Мошин, сдвинув фуражку на затылок, старался не так широко шагать для приятеля.
– Гм… Да. Здраво рассуждая, – конечно. Вовсе не было нужды. А только, друг, когда дело делаешь, так именно не рассуждаешь. Оттого оно и делается. Чего тебе? И высадили, беды нет. И еще высадим.
– Так и будем все двери высаживать? Нет, Мошин, ты мне вот что скажи. Вот, например, мы с тобой вдвоем рассуждаем сейчас, – ведь мы же понимаем, что делать, почему делать и как. Или когда я один… Ведь вот сегодня я шел, у меня одна мысль была, и вовсе не отвлеченная какая-нибудь, а жизненная, действенная, я хотел тебе ее сказать, вместе обдумали бы… А тут эта дверь, попал я – и все забыл. И теперь едва помню, точно отшибло. Очухаться надо. Попадешь – ей-Богу, точно перерождаешься. Мошин помолчал. Потом вдруг широко улыбнулся.
– А знаешь что? Ты только не обижайся. Я и про себя это же скажу. Мы, друг, оба – стадные человеки. Ей-ей! Пока одни – сами по себе – живем и мыслим за себя, а попали в толпу, – мы уж она; что она – то и мы. Нераздельное, единое получается. И не козлы мы с тобой, поводыри, а самые что ни на есть овцы. Да я не в том смысле, ты не думай; потому что мы-то есть сила. Козел один ничего не может, а стадо, коли ринется, все растопчет. Ты говоришь, дверь – бессмыслица. Да разве мы виноваты? Поводыри виноваты. Где они? Чего молчат? Скажи, укажи настоящую дверь – сломаем. Да и не то еще: скажи, что строить, зажги нас только – выстроим, возведем, сделаем, ибо мы сила. Я не знаю там, какая у тебя идея, про которую ты говоришь – может, она и хороша, и верна, – да только если она у поводыря настоящего; а ты с ней ничто, ты дверь лезешь ломать! Много еще мы этих дверей повысадим, пока они, поводыри, молчать будут. Нас, силу то, в кучу сбили, кругом все двери позаперли, тьма, удушье, молчанье, – а тут мы же должны себя винить, что не туда сунулись? Учителя виноваты, а не мы. Живую силу лелеять надо! Заботиться о ней! Пока мы в слепоте и молчании – все стадо! Все! И уж на себя пеняйте, коли кому не нравится!

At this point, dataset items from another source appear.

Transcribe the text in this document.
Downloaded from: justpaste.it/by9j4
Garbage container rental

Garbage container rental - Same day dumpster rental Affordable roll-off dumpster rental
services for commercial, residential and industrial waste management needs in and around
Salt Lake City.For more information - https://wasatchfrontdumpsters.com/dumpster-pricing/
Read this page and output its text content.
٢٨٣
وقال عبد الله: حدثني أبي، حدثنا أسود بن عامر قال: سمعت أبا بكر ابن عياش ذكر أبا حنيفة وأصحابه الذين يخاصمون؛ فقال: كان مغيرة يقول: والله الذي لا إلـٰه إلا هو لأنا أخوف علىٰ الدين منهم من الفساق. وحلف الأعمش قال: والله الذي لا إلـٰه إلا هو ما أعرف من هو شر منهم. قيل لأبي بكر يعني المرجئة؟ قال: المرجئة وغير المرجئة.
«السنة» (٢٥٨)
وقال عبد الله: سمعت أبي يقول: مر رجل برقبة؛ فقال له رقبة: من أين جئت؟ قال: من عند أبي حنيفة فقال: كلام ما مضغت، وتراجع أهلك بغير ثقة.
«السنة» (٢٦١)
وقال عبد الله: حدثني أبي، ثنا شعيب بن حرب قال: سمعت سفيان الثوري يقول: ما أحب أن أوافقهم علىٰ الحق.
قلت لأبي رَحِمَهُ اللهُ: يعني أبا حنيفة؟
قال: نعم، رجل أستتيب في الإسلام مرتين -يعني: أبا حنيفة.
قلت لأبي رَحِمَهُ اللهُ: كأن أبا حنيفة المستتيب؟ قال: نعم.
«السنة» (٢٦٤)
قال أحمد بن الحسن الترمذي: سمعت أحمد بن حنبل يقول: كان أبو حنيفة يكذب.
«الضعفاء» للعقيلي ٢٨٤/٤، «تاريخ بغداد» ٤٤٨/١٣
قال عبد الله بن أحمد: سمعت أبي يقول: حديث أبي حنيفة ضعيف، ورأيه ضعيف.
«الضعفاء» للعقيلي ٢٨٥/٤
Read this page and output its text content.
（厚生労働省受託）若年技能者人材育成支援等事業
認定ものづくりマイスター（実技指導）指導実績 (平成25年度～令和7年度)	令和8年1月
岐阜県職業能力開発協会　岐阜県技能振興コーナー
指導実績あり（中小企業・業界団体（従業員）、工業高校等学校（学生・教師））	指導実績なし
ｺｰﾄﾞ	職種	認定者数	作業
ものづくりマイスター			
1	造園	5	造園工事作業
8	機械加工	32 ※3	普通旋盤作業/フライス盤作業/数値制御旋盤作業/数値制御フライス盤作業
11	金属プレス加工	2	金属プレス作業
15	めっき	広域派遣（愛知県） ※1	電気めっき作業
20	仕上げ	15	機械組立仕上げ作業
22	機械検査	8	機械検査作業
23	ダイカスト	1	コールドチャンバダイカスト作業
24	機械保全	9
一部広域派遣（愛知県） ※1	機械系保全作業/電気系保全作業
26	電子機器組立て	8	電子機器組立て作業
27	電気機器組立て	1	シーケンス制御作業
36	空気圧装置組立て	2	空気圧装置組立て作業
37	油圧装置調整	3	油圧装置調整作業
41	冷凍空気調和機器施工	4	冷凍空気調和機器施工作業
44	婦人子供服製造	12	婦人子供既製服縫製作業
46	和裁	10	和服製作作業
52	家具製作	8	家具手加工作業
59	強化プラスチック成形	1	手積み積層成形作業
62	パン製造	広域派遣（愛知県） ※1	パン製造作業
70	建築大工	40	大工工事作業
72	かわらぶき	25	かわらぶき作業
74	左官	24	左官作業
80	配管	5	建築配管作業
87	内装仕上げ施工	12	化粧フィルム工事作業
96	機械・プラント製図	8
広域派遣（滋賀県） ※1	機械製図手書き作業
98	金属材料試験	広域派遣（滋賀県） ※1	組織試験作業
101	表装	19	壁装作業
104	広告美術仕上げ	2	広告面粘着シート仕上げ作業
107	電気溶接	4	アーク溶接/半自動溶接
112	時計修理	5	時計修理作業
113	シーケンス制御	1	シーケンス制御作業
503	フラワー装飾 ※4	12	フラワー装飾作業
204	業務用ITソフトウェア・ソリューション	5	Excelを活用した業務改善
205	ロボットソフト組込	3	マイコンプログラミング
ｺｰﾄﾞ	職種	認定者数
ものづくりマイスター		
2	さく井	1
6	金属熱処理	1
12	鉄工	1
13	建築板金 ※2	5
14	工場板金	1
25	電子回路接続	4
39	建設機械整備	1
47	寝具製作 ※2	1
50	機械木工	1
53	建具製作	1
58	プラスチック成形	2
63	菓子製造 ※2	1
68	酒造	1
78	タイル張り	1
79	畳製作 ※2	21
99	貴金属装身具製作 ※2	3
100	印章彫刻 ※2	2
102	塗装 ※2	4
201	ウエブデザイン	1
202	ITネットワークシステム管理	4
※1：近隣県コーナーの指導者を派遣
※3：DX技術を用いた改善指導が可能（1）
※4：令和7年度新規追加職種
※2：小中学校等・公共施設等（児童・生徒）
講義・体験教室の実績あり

Мошин даже снял фуражку от волнения. Приятель молчал, ускоряя шаги.
– И ты не обижайся, что ты стадный, – продолжал Мошин. – Я ничего не знаю, может, и ты когда-нибудь поводырем станешь, только теперь-то у нас мысли наши и дела – врозь. Это, друг, ничего! Это пусть пока! Мы, говорю, в этом не виноваты. Не мы виноваты! А что стадность, огонь людской есть в нас – великолепно! Это сила, уж поверь!
Тишин открыто взглянул на товарища.
– Да, – сказал он. – Мне кажется, ты прав. Ну что ж? Будем думать, как умеем, будем делать, что можем… пока они молчат!
Застенный
На пятой неделе случилось, что о. Кодрат, собираясь идти служить, вдруг присел на пол, замахал одной рукой, странно скривил рот и замычал. Матушка Анна Филимоновна бросилась к нему, а он тут же завалился на бок всем своим огромным телом и завел глаза
Пока-то матушка с бабой Анисьей вопили, охали, растерянные, пока-то догадались своего же фельдшера вызвать, пока-то фельдшер за доктором сбегал, – раздели, наконец, о. Кодрата, втащили с трудом на кровать, принялись за хлопоты. Привели в чувство.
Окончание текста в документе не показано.